Solid state NMR can determine the details of complex amyloids

Amyloid fibrils, those tangled protein filaments that are a hallmark of many disorders including Alzheimer’s, Parkinson’s, and prion diseases, are posing a phenomenal challenge to structural studies, as they cannot be crystallised and are too large for conventional NMR structure elucidation. Pushing the limits of alternative methods, researchers have obtained structural models of amyloid fibrils using x-ray diffraction and cryo-electron microscopy. A Swiss team has now added solid state NMR to the range of methods that can reveal details of amyloid structure.

Beat Meier and colleagues at the Swiss Federal Institute of Technology in Zurich studied a protein called HET-s, which is involved in a specific kind of programmed cell death (heterokaryon incompatibility). HET-s acts as a prion protein in that it can convert between two different conformations, only one of which forms amyloid fibrils in the living organism. Meier’s team prepared a fragment of this form of the protein, which contains the residues that appear to form the core of the amyloid fibrils found in vivo, and residues responsible for the conformational switch.

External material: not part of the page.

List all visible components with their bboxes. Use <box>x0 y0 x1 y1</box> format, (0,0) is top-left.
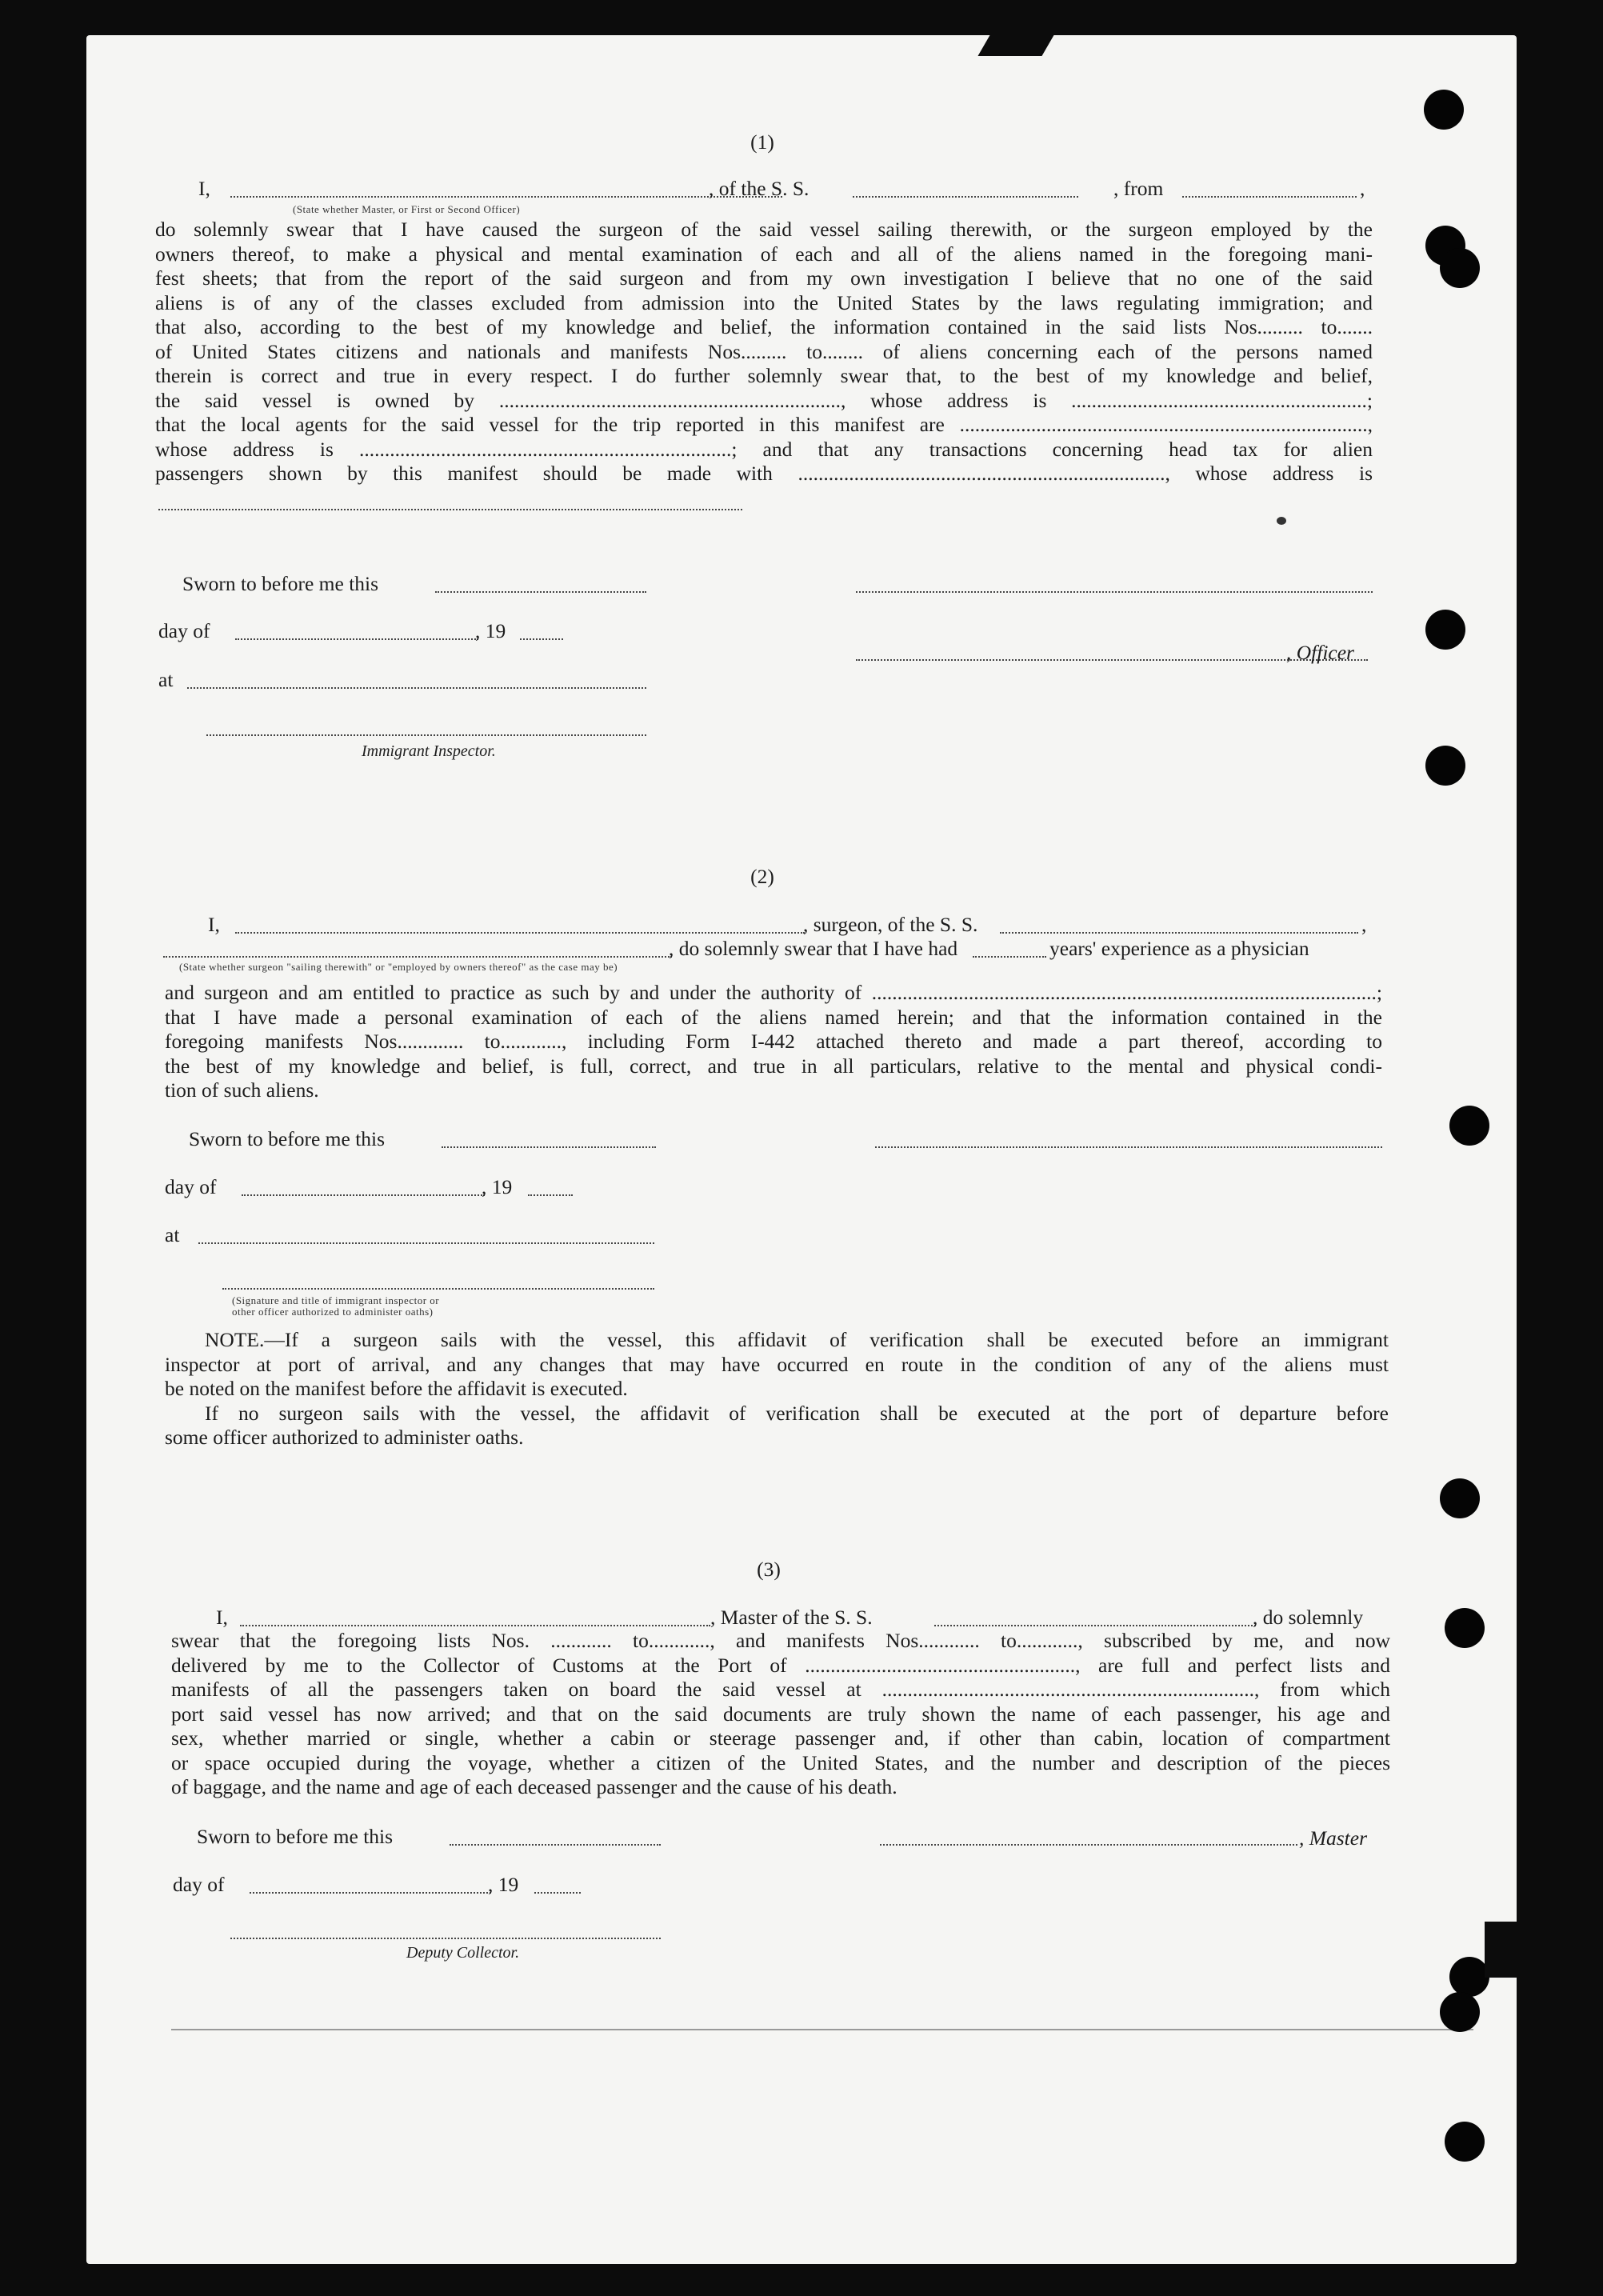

Studying amyloid fibrils of this fragment by solid state NMR, the researchers obtained much better resolved cross peaks suitable for structure determination.1 Such data have so far only been available for one other amyloid (but non-prion) fibril, formed from a transthyretin fragment.2

Preliminary analysis of the data suggests that roughly two thirds of the 72-residue protein fragment are highly ordered in the amyloid fibril, whereas the remaining third, which can be pinned down precisely to certain parts of the molecule, is highly disordered.

’It is a very nice work in progress,’ say Chris Dobson, professor of chemistry at the University of Cambridge, UK. It adds to earlier studies, he says, by showing that NMR undoubtedly has a major role to play in structural studies of the amyloid phenomenon in general. ’We can expect continuing progress from a range of groups around the world.’